| Quote #4
Then, bending to the left, he followed the lane which led up to his house. The faint dour stink of rotted cabbages came towards him from the kitchen gardens on the rising ground above the river. He smiled to think that it was this disorder, the misrule and confusion of his father's house and the stagnation of vegetable life, which was to win the day in his soul. (4.2.24)
Actually, the victory of "his father’s house" (note that he doesn’t say his house) is quite short-lived. The tension between affection and disgust in Stephen’s description of the house make it clear that his soul won’t be satisfied for long in these circumstances.
| Quote #5
He waited for some moments, listening, before he too took up the air with them. He was listening with pain of spirit to the overtone of weariness behind their frail fresh innocent voices. Even before they set out on life's journey they seemed weary already of the way. (4.2.31)

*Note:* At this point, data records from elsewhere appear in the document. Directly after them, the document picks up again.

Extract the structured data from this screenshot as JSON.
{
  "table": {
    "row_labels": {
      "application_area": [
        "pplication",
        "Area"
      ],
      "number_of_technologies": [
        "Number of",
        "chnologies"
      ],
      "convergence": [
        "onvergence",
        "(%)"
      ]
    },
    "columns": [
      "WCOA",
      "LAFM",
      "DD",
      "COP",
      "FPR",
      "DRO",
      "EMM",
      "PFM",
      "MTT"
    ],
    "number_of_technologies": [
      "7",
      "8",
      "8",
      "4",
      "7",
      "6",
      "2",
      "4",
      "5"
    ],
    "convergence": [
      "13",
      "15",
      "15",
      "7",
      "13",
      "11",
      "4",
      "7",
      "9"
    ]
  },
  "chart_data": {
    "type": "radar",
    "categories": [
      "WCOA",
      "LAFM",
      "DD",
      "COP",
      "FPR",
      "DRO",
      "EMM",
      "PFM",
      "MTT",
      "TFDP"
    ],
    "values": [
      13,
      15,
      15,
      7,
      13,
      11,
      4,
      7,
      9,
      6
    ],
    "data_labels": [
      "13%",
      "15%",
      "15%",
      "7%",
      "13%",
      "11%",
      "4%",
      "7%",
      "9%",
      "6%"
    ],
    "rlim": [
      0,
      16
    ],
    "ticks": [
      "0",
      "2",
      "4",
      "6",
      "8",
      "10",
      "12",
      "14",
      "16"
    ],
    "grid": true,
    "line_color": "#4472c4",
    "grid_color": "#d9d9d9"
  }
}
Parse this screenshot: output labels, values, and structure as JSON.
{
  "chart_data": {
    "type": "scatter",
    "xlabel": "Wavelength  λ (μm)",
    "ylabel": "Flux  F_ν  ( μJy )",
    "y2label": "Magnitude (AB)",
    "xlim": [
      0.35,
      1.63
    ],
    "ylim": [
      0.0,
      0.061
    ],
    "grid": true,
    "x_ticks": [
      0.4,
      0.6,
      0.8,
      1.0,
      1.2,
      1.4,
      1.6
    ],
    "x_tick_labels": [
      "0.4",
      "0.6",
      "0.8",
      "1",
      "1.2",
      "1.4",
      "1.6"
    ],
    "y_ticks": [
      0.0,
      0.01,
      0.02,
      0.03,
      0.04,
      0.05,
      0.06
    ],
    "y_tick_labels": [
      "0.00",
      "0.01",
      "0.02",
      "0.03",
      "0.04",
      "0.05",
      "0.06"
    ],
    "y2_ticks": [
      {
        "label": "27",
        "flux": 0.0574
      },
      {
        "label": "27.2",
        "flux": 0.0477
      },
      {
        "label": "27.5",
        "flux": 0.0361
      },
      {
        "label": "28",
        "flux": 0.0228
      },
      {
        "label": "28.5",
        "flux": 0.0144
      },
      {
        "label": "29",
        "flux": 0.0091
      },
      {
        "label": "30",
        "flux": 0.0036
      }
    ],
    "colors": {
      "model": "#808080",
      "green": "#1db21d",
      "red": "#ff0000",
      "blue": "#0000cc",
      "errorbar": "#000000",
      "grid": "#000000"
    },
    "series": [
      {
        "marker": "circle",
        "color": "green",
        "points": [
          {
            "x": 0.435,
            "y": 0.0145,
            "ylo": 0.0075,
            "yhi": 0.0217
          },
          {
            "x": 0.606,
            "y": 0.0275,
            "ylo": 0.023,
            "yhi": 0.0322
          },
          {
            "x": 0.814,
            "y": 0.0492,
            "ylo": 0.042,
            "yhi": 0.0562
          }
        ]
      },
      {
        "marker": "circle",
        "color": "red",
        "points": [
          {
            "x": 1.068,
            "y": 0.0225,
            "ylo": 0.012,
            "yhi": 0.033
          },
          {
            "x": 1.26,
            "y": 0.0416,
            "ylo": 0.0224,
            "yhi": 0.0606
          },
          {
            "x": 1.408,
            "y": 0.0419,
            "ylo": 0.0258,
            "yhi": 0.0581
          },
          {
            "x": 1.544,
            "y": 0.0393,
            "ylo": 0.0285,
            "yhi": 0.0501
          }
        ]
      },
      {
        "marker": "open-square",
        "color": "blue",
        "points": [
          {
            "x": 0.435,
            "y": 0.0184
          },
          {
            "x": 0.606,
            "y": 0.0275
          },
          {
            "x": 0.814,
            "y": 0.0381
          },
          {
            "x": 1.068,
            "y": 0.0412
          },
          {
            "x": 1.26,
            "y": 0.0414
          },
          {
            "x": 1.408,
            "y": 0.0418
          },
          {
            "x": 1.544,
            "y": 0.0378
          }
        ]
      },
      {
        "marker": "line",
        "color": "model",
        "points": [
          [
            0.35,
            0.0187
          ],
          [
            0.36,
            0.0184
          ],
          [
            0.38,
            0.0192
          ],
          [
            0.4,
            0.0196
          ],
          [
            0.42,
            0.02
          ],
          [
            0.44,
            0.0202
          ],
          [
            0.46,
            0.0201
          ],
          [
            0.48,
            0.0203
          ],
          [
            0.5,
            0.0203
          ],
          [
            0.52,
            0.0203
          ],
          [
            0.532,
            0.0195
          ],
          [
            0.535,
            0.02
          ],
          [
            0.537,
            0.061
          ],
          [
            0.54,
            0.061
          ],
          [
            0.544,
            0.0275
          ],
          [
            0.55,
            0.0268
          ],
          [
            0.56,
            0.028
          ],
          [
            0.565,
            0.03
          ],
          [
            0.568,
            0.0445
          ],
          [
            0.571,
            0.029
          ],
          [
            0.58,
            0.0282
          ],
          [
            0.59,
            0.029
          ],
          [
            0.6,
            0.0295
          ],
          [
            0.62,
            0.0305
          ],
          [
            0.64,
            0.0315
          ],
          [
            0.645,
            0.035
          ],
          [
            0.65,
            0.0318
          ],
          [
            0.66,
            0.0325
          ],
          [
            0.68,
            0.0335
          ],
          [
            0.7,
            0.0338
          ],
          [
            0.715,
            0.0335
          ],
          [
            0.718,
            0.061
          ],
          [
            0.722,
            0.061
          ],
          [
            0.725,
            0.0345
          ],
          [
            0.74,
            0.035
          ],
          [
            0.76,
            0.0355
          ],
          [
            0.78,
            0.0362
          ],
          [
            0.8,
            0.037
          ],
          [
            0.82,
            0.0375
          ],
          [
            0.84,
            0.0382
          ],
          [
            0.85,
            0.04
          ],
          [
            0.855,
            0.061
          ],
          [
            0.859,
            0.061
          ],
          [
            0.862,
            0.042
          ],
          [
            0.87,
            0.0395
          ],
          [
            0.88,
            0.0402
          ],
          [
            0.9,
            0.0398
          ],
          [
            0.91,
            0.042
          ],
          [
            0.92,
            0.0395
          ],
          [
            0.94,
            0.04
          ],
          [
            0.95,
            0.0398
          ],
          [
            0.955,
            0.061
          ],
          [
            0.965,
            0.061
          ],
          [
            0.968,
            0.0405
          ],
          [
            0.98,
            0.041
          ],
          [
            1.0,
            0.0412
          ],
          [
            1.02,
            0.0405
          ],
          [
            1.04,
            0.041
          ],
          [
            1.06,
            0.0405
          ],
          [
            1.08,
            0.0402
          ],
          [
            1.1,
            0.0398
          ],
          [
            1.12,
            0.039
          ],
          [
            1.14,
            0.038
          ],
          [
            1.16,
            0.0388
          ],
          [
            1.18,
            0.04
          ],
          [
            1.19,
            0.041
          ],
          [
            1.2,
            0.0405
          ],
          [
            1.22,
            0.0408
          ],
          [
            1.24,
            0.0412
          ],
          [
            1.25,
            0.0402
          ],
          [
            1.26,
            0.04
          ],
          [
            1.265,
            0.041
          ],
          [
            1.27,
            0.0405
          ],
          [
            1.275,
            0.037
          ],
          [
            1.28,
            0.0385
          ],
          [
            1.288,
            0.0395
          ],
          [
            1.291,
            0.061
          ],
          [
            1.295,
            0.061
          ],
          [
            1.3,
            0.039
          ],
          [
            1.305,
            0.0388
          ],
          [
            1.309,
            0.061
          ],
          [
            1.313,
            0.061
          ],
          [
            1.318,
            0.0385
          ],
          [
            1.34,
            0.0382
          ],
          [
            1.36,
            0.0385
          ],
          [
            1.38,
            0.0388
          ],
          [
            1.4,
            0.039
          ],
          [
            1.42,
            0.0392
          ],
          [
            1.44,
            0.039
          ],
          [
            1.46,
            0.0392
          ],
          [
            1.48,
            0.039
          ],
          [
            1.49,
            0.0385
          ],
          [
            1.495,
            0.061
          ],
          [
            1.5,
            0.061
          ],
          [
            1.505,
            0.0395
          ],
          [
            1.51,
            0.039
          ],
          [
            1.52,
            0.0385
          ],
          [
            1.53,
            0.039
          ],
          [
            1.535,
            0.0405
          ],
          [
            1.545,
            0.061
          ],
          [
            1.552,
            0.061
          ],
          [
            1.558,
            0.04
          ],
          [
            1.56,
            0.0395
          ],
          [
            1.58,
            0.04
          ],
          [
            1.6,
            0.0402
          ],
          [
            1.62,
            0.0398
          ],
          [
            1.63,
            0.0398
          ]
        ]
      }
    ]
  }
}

The weariness Stephen’s little brothers and sisters feel, even as children, stems from the lack of stability and comfort in their lives. Unlike Stephen, the oldest and most privileged among them, we have the feeling that the other children never really knew anything but poverty and resignation at home.
| Quote #6
He shook the sound out of his ears by an angry toss of his head and hurried on, stumbling through the mouldering offal, his heart already bitten by an ache of loathing and bitterness. His father's whistle, his mother's mutterings, the screech of an unseen maniac were to him now so many voices offending and threatening to humble the pride of his youth. He drove their echoes even out of his heart with an execration; but, as he walked down the avenue and felt the grey morning light falling about him through the dripping trees and smelt the strange wild smell of the wet leaves and bark, his soul was loosed of her miseries. (5.10)
Stephen’s relationship with his family and surroundings is at an all-time low. The ugliness and squalor of his home life are totally incompatible with his grandiose sense of artistic destiny, and we see already that his ultimate departure is inevitable.